Quest’opuscolo erroneamente attribuito a Laguèronnière proponeva un appello al popolo romano. Il plebiscito avrebbe avuto luogo alla presenza dell’armata francese. All’indomani, se Vittorio Emanuele è chiamato a regnare a Roma, le truppe francesi saranno successivamente rimpiazzate dalle truppe italiane, affine di impedire qualunque disordine. Il re d’Italia pubblicherà allora l’accordo conchiuso tra lui e le potenze cattoliche per l’indipendenza della Santa Sede e per lo splendore della religione.
Dopo ciò, il Papa farà quel che vorrà: resterà, o partirà. Egli vedrà che l’abbandonar Roma, malgrado la più grande libertà lasciata al culto e colle più considerevoli risorse per l’opera religiosa, e ciò per rifugiarsi nel campo della reazione europea, sarebbe un rovinare lo stesso potere spirituale.
Se il Papa benedice all’Italia, un nuovo giorno sorgerà per la Chiesa, se no, che i destini si compiano. Ma Roma non sarà per ciò meno la capitale dell’Italia!
Dice l’opuscolo, che «uno dei primi interessi della Francia e dell’imperatore, in previsione dell’avvenire, è che l’Italia possa il più presto possibile da sé sola respingere lo straniero, acquistare consistenza, mercé la sua unità, e soprattutto avere una forte Armata.

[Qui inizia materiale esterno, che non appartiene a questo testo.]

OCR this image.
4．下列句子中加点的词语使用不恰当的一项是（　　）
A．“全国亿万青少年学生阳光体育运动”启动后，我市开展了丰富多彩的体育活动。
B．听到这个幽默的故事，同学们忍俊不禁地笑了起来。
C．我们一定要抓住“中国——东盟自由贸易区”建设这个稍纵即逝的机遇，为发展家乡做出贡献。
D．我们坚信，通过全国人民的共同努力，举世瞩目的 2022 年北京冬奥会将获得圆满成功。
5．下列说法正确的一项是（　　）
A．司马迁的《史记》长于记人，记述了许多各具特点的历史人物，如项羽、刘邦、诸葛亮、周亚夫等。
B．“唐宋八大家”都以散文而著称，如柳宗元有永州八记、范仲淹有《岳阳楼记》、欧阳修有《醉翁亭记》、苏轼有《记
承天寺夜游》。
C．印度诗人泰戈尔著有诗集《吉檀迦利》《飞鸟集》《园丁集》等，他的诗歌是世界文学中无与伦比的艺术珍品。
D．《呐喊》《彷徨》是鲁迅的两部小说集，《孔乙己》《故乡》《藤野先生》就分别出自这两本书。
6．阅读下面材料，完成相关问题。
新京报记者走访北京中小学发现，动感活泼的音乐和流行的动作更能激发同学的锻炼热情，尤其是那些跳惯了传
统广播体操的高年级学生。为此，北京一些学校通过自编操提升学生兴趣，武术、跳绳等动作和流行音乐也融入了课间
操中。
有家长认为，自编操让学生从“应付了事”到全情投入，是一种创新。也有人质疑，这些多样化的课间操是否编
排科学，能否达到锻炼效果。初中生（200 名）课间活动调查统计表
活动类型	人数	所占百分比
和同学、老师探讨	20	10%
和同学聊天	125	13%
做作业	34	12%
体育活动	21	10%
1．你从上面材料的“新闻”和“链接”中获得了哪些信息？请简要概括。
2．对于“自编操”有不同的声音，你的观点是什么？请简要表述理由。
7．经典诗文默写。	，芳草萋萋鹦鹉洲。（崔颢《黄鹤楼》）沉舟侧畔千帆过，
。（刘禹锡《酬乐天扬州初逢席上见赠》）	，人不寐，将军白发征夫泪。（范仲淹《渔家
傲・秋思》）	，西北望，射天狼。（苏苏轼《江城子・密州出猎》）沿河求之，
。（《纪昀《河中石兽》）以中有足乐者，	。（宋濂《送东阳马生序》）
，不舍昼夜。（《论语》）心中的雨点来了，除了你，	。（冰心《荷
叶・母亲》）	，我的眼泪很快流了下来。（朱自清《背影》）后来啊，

Era bene la formazione di questa armata che occupava nel più alto grado il governo italiano, il quale aveva ancora di grandi difficoltà a superare. Né questo in verità era un piccolo lavoro, effettuare nei corpi regolari la fusione di 20000 prigionieri borbonici riuniti a Fenestrelle o disseminati nelle diverse fortezze del regno. Sarebbe stato un grav'errore il supporre che questi uomini andrebbero facilmente a piegarsi sotto il giogo d'una severa disciplina. E di ciò fa testimonianza il fatto che si produsse in uno dei depositi, vogliam dire il complotto dei prigionieri di Fenestrelle, che fortunatamente fu sconcertato, e mandato a vuoto.
Condotta con molt'arte e simulazione, poteva riuscire, se un caso non ne porgeva il primo indizio ad uno del presidio o quindi al comandante del forte. Quei prigionieri facevano l’ammirazione di tutti per la docilità, l’obbedienza ed il rispetto apparente che aveano dei superiori, sicchè nissuno era stato da pareccchi giorni punito. A questo modo erano riusciti ad ispirare confidenza ed a render meno attiva la sorveglianza.
Dovevano ad un dato segno, armati di bastoni, avventarsi tutti ottocento contro le guardie dell’arsenale, e là dentro provvedersi di armi e quindi impadronirsi del forte ed assicurarsi la diserzione. Pare che avessero qualche rara ma attiva relazione esterna e nessuna all’interno, neppure le compagnie del corpo franco, le quali composte di soldati in castigo e perciò si chiamano compagnie di disciplina. Anzi sembrava che queste compagnie avrebbero all’occorrenza aiutato risolutamente il presidio alla resistenza ed a far rispettare la legge.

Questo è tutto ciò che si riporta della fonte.